Définition dans McClintock & Strong
Débiteur
Debtor
Debtor (חוֹב, chob, dette, Ézéchiel 18:7; χρεωφειλέτης, ower of money, Luc 7:41; Luc 16:5; ailleurs simplement ὀφειλέτης). Voir en général les mots hébreux propres לָוָה נָשָׁא, G., Gesenius, Thes. eb. p. 920. Les lois mosaïques relatives aux obligations pécuniaires diffèrent à plusieurs égards de celles des nations modernes, mais cela n’est pas une preuve qu’elles n’étaient pas adaptées au peuple pour lequel elles furent conçues, et il est certain qu’elles sont pénétrées d’un esprit de bonté envers le débiteur auquel nul parallèle ne se trouve dans les codes de l’antiquité. VOIR LOAN. Bien qu’elles permettent au moins tacitement la vente d’un débiteur comme esclave (Lévitique 25:39-40), elles prescrivent aussi que son traitement doit être celui «d’un serviteur embauché et d’un résident étranger», tandis que la loi des Douze Tables autorisait de condamner à mort un débiteur insolvable, et l’histoire grecque et romaine fourmille d’exemples des troubles causés dans ces États par la sévérité avec laquelle cette classe était traitée. Les lois de Moïse ne méconnaissent toutefois nullement les droits des créanciers, puisqu’on voit que des personnes auxquelles des biens étaient dus pouvaient, si elles le voulaient, les garantir soit par une hypothèque, soit par un gage, soit par un cautionnement. Les principales dispositions scripturaires sur la question sont les suivantes :
1. Le créancier, lorsqu’il allait recevoir un gage pour une dette, n’était pas autorisé à entrer dans la maison du débiteur et à prendre ce qu’il voulait, mais devait attendre devant la porte jusqu’à ce que le débiteur remît le gage dont il pouvait le plus facilement se passer (Deutéronome 24:10-11; Job 22:6; Job 24:3,7,9).
2. Quand un moulin, ou une meule, ou un vêtement supérieur était donné en gage, on ne devait pas les garder pendant toute la nuit. Ces articles semblent être cités comme exemples pour toutes les autres choses dont le débiteur ne pouvait se défaire sans grand inconvénient (Exode 22:26-27; Deutéronome 24:6,12).
3. La dette qui restait impayée jusqu’à la septième année, ou année sabbatique (pendant laquelle le sol devait être laissé en jachère et, par conséquent, une personne n’était pas censée être en état d’effectuer des paiements) ne pouvait être exigée durant cette période (Deutéronome 15:1-11). Mais en d’autres temps, dans le cas où la dette n’était pas payée, les créanciers pouvaient saisir, premièrement, le terrain héréditaire du débiteur et jouir de ses produits jusqu’à ce que la dette fût acquittée, ou du moins jusqu’à l’année du jubilé; ou, secondement, ses maisons.

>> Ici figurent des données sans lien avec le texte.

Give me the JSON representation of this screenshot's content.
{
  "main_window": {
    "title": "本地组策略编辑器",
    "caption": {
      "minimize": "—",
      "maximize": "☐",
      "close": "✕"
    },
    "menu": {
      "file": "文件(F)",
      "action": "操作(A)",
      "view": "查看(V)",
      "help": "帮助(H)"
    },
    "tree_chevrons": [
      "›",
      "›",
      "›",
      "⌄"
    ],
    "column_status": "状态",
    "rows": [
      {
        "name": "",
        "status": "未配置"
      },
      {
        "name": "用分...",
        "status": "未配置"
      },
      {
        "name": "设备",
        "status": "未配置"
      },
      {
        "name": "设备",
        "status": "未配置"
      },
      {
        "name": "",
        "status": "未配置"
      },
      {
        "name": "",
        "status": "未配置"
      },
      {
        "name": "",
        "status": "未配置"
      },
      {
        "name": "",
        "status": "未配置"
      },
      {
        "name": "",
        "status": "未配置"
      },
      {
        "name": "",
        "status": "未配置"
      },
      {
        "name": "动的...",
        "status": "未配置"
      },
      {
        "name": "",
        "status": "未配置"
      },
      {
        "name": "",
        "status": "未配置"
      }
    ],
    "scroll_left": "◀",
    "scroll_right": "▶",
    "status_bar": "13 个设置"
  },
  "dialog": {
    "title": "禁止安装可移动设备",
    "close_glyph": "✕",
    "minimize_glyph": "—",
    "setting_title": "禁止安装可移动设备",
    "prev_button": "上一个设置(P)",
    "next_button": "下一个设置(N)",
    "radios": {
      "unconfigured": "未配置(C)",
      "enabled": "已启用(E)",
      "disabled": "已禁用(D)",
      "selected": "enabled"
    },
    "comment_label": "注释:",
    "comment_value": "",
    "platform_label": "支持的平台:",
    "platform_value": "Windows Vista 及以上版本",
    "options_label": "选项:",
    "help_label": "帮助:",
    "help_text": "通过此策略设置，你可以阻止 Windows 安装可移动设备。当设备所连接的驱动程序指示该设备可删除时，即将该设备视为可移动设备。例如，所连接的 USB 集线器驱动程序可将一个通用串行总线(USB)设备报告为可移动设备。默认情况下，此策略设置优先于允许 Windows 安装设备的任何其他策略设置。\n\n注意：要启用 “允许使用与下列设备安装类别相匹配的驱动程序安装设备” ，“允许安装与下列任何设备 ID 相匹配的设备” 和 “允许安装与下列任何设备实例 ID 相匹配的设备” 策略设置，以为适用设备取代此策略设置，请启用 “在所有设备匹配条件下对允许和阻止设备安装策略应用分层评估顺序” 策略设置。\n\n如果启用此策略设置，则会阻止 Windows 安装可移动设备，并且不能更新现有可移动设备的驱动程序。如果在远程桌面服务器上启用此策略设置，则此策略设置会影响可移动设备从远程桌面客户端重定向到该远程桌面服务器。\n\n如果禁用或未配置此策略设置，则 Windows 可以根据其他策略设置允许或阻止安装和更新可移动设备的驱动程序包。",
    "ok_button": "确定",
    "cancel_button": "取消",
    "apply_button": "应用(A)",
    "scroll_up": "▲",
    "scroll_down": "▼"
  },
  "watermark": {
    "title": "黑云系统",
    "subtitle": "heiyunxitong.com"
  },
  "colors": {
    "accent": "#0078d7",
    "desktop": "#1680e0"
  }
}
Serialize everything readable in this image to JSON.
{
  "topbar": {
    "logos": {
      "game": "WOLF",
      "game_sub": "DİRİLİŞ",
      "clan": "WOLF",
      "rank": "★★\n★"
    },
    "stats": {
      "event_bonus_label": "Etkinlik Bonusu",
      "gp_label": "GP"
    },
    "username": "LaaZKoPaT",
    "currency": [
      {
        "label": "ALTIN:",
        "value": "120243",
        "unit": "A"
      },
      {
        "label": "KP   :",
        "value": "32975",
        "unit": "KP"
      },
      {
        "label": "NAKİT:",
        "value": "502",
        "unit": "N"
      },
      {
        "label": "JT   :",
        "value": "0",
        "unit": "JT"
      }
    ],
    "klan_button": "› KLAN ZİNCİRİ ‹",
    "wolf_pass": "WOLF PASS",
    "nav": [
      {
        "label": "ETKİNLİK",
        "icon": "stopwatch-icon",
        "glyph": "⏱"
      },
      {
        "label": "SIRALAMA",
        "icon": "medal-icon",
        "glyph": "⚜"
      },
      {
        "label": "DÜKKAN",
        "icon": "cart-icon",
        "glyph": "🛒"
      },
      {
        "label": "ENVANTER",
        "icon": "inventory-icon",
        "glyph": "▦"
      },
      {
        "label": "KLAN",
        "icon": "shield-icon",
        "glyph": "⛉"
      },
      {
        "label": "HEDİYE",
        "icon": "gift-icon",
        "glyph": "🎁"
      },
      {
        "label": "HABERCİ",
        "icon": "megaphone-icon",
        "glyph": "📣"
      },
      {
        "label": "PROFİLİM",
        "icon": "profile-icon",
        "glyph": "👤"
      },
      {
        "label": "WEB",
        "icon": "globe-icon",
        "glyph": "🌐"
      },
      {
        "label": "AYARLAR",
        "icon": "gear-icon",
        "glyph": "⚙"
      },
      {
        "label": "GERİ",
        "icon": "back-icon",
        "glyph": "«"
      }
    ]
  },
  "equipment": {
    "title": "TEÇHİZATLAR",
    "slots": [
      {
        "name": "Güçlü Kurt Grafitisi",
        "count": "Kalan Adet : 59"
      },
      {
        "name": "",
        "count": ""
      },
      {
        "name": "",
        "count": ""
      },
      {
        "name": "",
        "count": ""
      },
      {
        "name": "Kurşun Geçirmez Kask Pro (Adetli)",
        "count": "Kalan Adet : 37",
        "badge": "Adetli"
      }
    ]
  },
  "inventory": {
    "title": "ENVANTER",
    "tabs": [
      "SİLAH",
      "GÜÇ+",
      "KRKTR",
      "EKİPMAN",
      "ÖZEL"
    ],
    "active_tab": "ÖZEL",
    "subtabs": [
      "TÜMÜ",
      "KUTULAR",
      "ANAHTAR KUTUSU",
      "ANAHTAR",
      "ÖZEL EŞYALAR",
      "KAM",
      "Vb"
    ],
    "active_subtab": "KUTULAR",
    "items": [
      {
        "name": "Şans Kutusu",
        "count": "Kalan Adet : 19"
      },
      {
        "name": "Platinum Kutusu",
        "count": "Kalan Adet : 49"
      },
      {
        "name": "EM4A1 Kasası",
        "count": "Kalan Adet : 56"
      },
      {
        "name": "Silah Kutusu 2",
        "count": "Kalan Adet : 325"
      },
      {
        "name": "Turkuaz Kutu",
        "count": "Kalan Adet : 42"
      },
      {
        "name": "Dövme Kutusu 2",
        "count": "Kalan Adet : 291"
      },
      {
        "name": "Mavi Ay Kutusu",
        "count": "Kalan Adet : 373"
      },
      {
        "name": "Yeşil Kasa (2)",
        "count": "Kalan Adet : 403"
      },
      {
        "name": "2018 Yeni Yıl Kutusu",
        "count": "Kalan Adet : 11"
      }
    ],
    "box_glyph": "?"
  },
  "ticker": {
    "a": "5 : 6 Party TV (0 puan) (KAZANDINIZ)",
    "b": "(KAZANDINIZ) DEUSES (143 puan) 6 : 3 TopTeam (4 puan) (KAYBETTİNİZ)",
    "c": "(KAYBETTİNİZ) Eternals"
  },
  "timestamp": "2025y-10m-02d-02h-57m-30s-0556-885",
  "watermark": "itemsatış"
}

Celles-ci pouvaient être vendues à perpétuité, excepté celles appartenant aux Lévites (Lévitique 25:14,32). Troisièmement, dans le cas où la maison ou le terrain ne suffisait pas à annuler la dette, ou si le débiteur n’en possédait point, la personne du débiteur pouvait être vendue, avec sa femme et ses enfants, s’il en avait. Cela est impliqué en Lévitique 25:39, et cette coutume est évoquée en Job 24:9. Elle existait au temps d’Élisée (2 Rois 4:1), et au retour des Juifs de la captivité babylonienne quelques riches exercèrent ce droit sur leurs débiteurs pauvres (Néhémie 5:13). Notre Seigneur fait allusion à la même coutume en Matthieu 18:25. Comme la personne du débiteur pouvait ainsi être saisie et vendue, son bétail et ses meubles étaient sans doute aussi hypothéqués pour ses dettes (Proverbes 22:27). Il ne paraît pas que l’emprisonnement pour dettes existât à l’époque de Moïse, mais il semble avoir été en usage au temps de notre Sauveur (Matthieu 18:34).
4. Si quelqu’un était devenu caution ou garant pour un autre, il était susceptible d’être appelé au paiement de la même manière que le débiteur initial. Mais cette pratique ne paraît pas avoir prévalu avant l’époque de Salomon, lorsqu’elle s’accompagnait de graves conséquences. Il semble que la formalité observée était que la personne qui devenait caution donnât sa main au débiteur, et non au créancier, pour signifier qu’elle devenait, au sens légal, une avec le débiteur; car Salomon met en garde son fils contre le fait de donner sa main à un étranger, à une personne dont il ne connaît pas les circonstances; et il le presse d’aller supplier la personne à qui il a donné sa main, ou pour laquelle il s’est rendu caution, de payer sa propre dette (Proverbes 11:15; 17:18; 22:26). VOIR DEBT.